GSoC 20: Week 4

#python #opensource #gsoc

Hello everyone,
It's Niraj again and today, I will be sharing my code contribution of the forth week of the GSoC. If you haven't read my previous week's blog. Please read it first.

What did I do this week?

As I have mentioned in my past blog, our upstream build had a bug and due to that I couldn't create pull request for my work on asynchronous cvedb. I have created PR: Added asynchronous cvedb module after a patch for the bug got merged.

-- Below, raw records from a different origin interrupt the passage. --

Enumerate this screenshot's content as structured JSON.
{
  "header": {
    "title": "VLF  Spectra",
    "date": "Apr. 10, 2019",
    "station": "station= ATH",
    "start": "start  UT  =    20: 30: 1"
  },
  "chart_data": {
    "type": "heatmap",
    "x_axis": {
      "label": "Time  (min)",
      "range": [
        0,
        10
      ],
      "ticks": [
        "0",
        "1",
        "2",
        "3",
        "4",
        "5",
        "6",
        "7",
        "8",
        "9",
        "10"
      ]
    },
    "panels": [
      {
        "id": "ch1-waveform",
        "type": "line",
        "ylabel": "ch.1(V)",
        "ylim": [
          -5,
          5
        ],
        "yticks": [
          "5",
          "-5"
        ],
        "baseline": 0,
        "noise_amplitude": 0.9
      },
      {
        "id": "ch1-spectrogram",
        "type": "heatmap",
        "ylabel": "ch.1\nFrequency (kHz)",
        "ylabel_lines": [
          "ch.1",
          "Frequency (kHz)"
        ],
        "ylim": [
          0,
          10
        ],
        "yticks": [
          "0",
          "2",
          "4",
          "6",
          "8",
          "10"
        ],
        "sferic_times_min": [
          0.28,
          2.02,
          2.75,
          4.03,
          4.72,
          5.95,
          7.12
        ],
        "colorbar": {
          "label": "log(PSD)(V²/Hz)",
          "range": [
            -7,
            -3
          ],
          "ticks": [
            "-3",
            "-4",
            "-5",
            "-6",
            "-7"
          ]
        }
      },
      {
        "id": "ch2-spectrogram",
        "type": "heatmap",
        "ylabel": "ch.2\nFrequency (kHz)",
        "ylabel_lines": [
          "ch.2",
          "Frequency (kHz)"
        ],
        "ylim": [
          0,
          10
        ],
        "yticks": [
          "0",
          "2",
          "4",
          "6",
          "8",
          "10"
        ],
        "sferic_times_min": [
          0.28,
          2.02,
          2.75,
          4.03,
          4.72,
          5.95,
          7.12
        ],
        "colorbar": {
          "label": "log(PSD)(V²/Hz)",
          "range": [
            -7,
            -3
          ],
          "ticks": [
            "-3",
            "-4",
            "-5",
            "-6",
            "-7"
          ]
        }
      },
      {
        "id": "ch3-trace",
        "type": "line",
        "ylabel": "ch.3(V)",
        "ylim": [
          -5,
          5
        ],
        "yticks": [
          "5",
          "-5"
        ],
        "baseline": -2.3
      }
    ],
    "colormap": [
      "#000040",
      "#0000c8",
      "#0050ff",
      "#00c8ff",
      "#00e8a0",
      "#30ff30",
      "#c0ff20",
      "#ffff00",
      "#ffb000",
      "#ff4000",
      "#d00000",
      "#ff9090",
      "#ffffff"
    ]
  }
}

I have improved many things in this PR since I last discussed. I am using aiohttp to download NVD dataset instead of requesting with multiprocessing pool. This has improved our downloading speed since now every tasks are downloading concurrently in same thread instead of 4 tasks at a time with process pool. My teammate Harmandeep singh is working on improving output of the CVE Binary Tool and he has mentioned me that he is going to use rich library to improve console output and it also provides beautiful progress bar so, it would be nice to have one for updating database. So, I have started looking into the docs of the rich library and I have implemented the progress bar functionality for downloading and loading database. Here is the quick demo:

To implement this, I have used track function from rich library which create a wrapper around normal generator to provide progress bar functionality. Normally in asyncio workflow, we create bunch of tasks and wait for all of them to finish but to track progress I need to have a generator that yield a task as they complete. Hopefully, asyncio provide this functionality with asyncio.as_completed generator which yield task as they finished. Here is the code for that:

total_tasks = len(tasks)
for task in track(
    asyncio.as_completed(tasks),
    description="Downloading CVEs...",
    total=total_tasks,
):
    await task

Here, a task is a coroutine that download CVEs for a year from NVD datafeeds and tasks are simply list of these tasks.

Currently, we are using official curl website to supplement CVEs for curl. They provide tabular data of CVE description, from version, to version, CVE number and CWE. Until now, we were only fetching CVE number from the website and storing it to our local database but now I am storing every fields from the curl website and storing it to the local cache and database. This will help user get more detailed information.

There was also a bug in my code for getting event loop and it was breaking our CI. I have found out that event loop can only exist in the main thread by default and since we are running tests in parallel with pytest-xdist and sometimes, CI fails with RuntimeError: There is no current event loop in thread 'Dummy-1' and I have fixed it with creating my own custom get_event_loop function which tries to get event loop using asyncio.get_event_loop but if it can't then it creates a new event loop and set it as default event loop for this thread. Here's the snippet for my custom get_event_loop:

def get_event_loop():
    try:
        loop = asyncio.get_event_loop()
    except RuntimeError:
        loop = asyncio.new_event_loop()
        asyncio.set_event_loop(loop)
    if sys.platform.startswith("win"):
        if isinstance(loop, asyncio.SelectorEventLoop):
            loop = asyncio.ProactorEventLoop()
            asyncio.set_event_loop(loop)
    return loop